Я смотрю на страшную картинку, где лежит с крещенской свечой «на исход души», а на пороге толпятся синие, – и кажется мне, что это отходит Горкин, похоже очень. Горкин спрашивает:
– Ты чего, испугался… глядишь-то так?
Я молчу. Смутно во мне мерцает, что где-то, где-то… кроме всего, что здесь, – нашего двора, отца, Горкина, мастерской… и всего-всего, что видят мои глаза, есть еще, невидимое, которое где-то, там… Но это мелькнуло и пропало. Я гляжу на сосудик с Богоявлением и думаю: откажет мне…

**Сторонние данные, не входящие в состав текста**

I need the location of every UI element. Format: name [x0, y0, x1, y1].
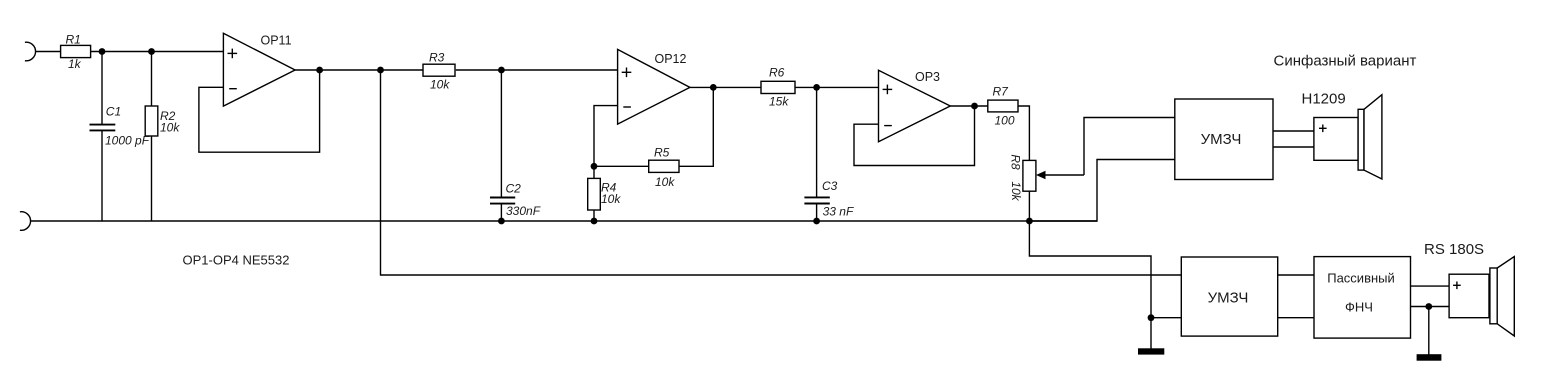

И вдруг, видя в себе, как будет, кричу к картинке:
– Не надо!.. не надо мне!!
Масленица… Я и теперь еще чувствую это слово, как чувствовал его в детстве: яркие пятна, звоны – вызывает оно во мне; пылающие печи, синеватые волны чада в довольном гуле набравшегося люда, ухабистую снежную дорогу, уже замаслившуюся на солнце, с ныряющими по ней веселыми санями, с веселыми конями в розанах, в колокольцах и бубенцах, с игривыми переборами гармоньи. Или с детства осталось во мне чудесное, не похожее ни на что другое, в ярких цветах и позолоте, что весело называлось – «масленица»? Она стояла на высоком прилавке в банях. На большом круглом прянике – на блине? – от которого пахло медом – и клеем пахло! – с золочеными горками по краю, с дремучим лесом, где торчали на колышках медведи, волки и зайчики, поднимались чудесные пышные цветы, похожие на розы, и все это блистало, обвитое золотою канителью… Чудесную эту «масленицу» устраивал старичок в Зарядье, какой-то Иван Егорыч. Умер неведомый Егорыч – и «масленицы» исчезли. Но живы они во мне. Теперь потускнели праздники и люди как будто охладели. А тогда… всё и все были со мною связаны, и я был со всеми связан, от нищего старичка на кухне, зашедшего на «убогий блин», до незнакомой тройки, умчавшейся в темноту со звоном. И Бог на небе, за звездами, с лаской глядел на всех: Масленица, гуляйте! В этом широком слове и теперь еще для меня жива яркая радость, перед грустью… – перед постом?